The photoinjector of FLASH uses an RF gun equipped with caesium telluride photocathodes illuminated by appropriate UV laser pulses as a source of ultra-bright electron beams. The superconducting accelerator of FLASH is able to accelerate a 0.8 ms long train of thousands of electron bunches in a burst mode. This puts special demands on the design of the electron source, especially the laser system. The construction of a second undulator beamline FLASH2 has started. The pulse train will be divided into two parts to serve both beamlines simultaneously. Since experiments with the FLASH soft X-ray beam need flexibility, we plan to use two laser systems each serving one beamline. This makes it possible to deliver two trains with different properties in charge, number of bunches, and bunch spacing in the same RF pulse. This also required an upgrades of the laser beamline design.

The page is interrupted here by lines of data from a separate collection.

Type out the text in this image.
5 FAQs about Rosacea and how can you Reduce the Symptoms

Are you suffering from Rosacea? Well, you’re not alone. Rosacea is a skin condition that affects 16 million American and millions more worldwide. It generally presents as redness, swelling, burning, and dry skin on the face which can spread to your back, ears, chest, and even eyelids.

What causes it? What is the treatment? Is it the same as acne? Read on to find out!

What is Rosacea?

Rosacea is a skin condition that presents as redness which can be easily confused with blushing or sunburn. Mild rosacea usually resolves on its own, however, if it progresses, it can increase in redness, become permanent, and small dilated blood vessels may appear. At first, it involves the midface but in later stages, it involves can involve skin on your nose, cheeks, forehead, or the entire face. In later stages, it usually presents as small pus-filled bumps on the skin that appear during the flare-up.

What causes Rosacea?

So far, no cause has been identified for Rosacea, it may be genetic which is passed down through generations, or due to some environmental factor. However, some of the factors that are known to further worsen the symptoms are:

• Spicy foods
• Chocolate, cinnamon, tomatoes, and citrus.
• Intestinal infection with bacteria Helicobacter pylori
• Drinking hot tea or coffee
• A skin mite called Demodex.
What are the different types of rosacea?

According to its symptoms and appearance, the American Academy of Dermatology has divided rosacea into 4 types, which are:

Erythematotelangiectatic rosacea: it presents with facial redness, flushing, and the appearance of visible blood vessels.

We report on improvements of the laser beamline and first tests operating two lasers simultaneously at FLASH.

THPD33

Generation of Ultra-short Electron Bunches at FLASH

610

J. Rönsch-Schulenburg, E. Hass, A. Kuhl, T. Plath, M. Rehders, J. Roßbach
Uni HH, Hamburg, Germany
A. Angelovski, R. Jakoby, A. Penirschke
TU Darmstadt, Darmstadt, Germany
N. Baboi, M. Bousonville, M.K. Czwalinna, C. Gerth, K. Klose, T. Limberg, U. Mavrič, H. Schlarb, B. Schmidt, S. Schreiber, B. Steffen, C. Sydlo, S. Vilcins, S. Wesch
DESY, Hamburg, Germany
S. Schnepp, T. Weiland
TEMF, TU Darmstadt, Darmstadt, Germany

Funding: The work is supported by German Federal Ministry of Education and Research (BMBF) within Joint Project - FSP 301 under the contract number 05K10GU2.
In order to produce radiation pulses of a few femtoseconds at FELs like FLASH, different concepts have been proposed. Probably the most robust method is to create an electron bunch, which is in the most extreme case as short as one longitudinal optical mode. For FLASH this translates into a bunch length of a few micrometers only. In order to mitigate space charge effects, the bunch charge needs to be about 20 pC. The technical requirements to achieve this goal are discussed. This includes beam dynamics studies to optimize the injection and compression of small charge electron bunches. A reduced photo injector laser pulse duration helps to relax the RF tolerance which scales linear with the compression factor. A new photo injector laser with sub-picosecond pulse duration in combination with a stretcher is used to optimize the initial bunch length. The commissioning of the new laser system and first experiments are described. Limitations of the presently available electron beam diagnostics at FLASH for short, low charge bunches are analyzed. Improvements of the longitudinal phase space diagnostics and the commissioning of a more sensitive beam arrival time monitor are described.